Comparing your Cyber Risk Appetite to Motorcycle Racing - WHAT!?!

by Chris Bedel | Oct 3, 2017

How do you communicate cyber risk to management and the board at your organization? Has it been effective? Is everyone on the same page from a risk appetite perspective to the point that there is an agreement in both the current state of risk and what is an acceptable level?

If you’re like most banks and credit unions, you may have just chuckled to yourself a little bit. 

It’s an ongoing discussion that there are countless articles on how do you best communicate cyber risk to the board? This was a question that a bank CRO and I were working on a while back when we came to an analogy that seemed to resonate with the management team there. 

SIDE NOTE: Ask anyone I’ve worked with, I’m a huge analogy guy. I think it’s a great way to translate technical concepts in a very inclusive way (see CISO Intangibles: Communication Vlog). And because analogies can include fun examples and less intimidating topics, I’ve often found that they make everyone a bit more relaxed and open to a conversation.

In this case, we used a driving analogy to talk about cyber risk appetite.  By driving, I mean operating a motorized vehicle like a car or motorcycle. The example is pretty simple and everyone understands it enough to join the discussion. It even aligns with the FFIEC CAT, so that’s a bonus.

Inherent Risk Profile = Speed

So what’s the inherent risk profile of your bank? Or maybe the better question is how fast are you currently driving? 

For our analogy, you can think of the inherent risk profile from the CAT to be the speed of your vehicle.  It makes sense, right? The faster you drive in your car, the more risk you take.  You may not have an accident, but if you do, it will be much more damaging to both people and property.  It also means that the faster you go, the more protective measures you need to employ (more on that in a bit).

So you can look at the CAT this way: for every emerging payments solution you offer, the faster you are driving.  With every increased network complexity, comes increased velocity.
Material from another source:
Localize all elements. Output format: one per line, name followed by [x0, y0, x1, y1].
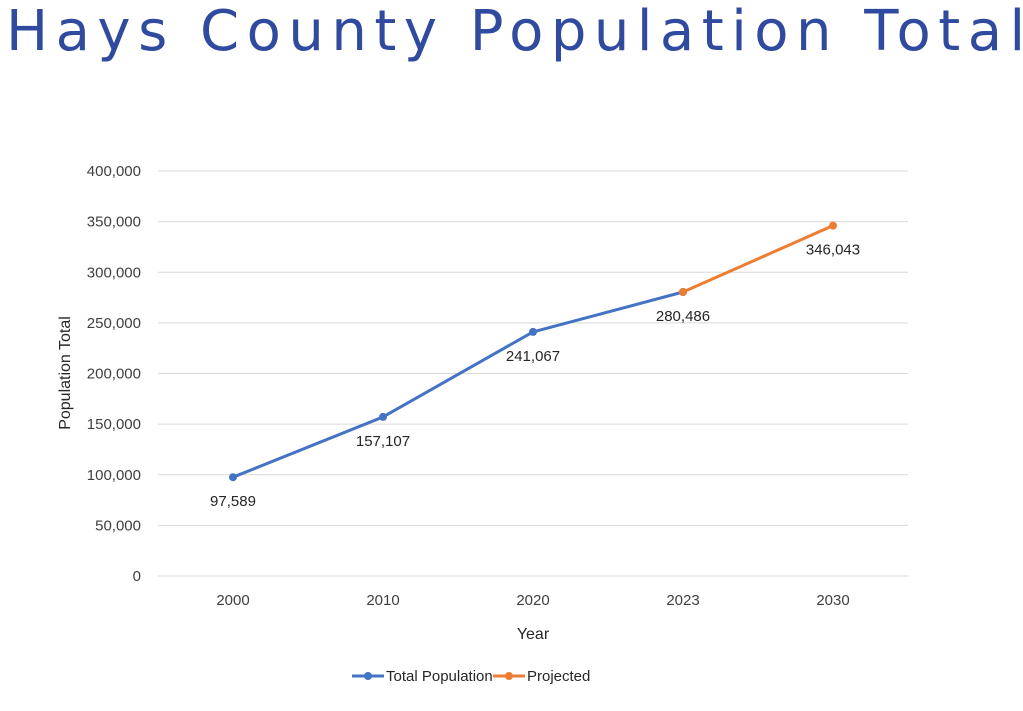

And if your organization is in constant M&A mode, you are going faster still.

Your communication to the board is this: are you doing 50 mph on a highway in a sedan, or racing at over 200 mph on the streets in a motorbike?

You could also inject your own observations of the CAT rating here. What I mean by that is that the CAT is a great starting point, but it may not entirely capture the risk of your organization. 

We have some clients that rate fairly low when answering the questions on the Inherent Risk Profile, but they know that other circumstances put them in a higher risk category. So you could say something like: “the CAT says we’re at a pretty safe speed, but we think there are some factors that have us moving much faster…”   

Safety Features = Controls

Think about your drive today. What safety features did you use on your way to work? Your car probably has a seat belt, airbags, anti-lock brakes, and possibly more. There are even sensors on the car to tell you if there’s a malfunction that could affect the safety of the vehicle.

Now think about NASCAR; because the speeds (risks) are much higher, there are additional safety features that we don’t use in our day-to-day driving.  The drivers there have helmets, fire suits, 5-point harnesses, roll cages, and improved braking and suspension to handle the speed.

On the other end of the spectrum, what safety features are on a go-cart?  It has brakes and you might wear a helmet.

The point is this, just as the safety features should increase with speed in the automotive world, the same should be happening with your cyber environment. We equip cars with preventative measures to help avoid an accident, detective measures to tell us when something is wrong, and corrective measures that reduce damage when an accident actually occurs.

You need to explain to the board that similar preventative, detective, and corrective measures need to be in place for your cybersecurity program.

Risk Appetite

The real decisions start happening at the risk appetite level, which is basically the intersection of speed and safety.   

You have a low risk appetite when you choose to drive a Volvo and never exceed the speed limit; combining both safety and conservative speeds.  On the other hand, if you're like the guys in the image above, you're racing at over 200 mph with very little protection.  Motorcyle racing requires a very high risk appetite.

And while we could argue about where your bank's risk appetite should be, the most important thing is that your board of directors understand it, set strategy for it, and provide oversight of it.

To do so, your board should be able to answer the following questions:

  • Do we know what speed we are going now?
  • What speed are we comfortable with?
  • Do our safety features align with the speed?
  • Do we understand that even with all the safety features that there is still risk in driving at any speed?
  • Are there any safety features that inhibit us from going as fast as we really want or need to?
    • An example of this would be a speed limiter that is in place on some semi-trucks or restrictor plates on racecars. Does that meet the business objectives?  Or can we look at other controls?

Conclusion

We all know we need to report to the board on cybersecurity. But we need to be working toward a place of discussion and dialogue rather than just a one-sided information dump.  Doing so is critical because your board has the responsibility to know if they are driving 30 mph in a quiet suburb, or if they are running in the Isle of Man TT with only a helmet and race suit protecting them. (Watch this video to see what I mean)

How you do that is up to you, but this analogy might be a good place to start.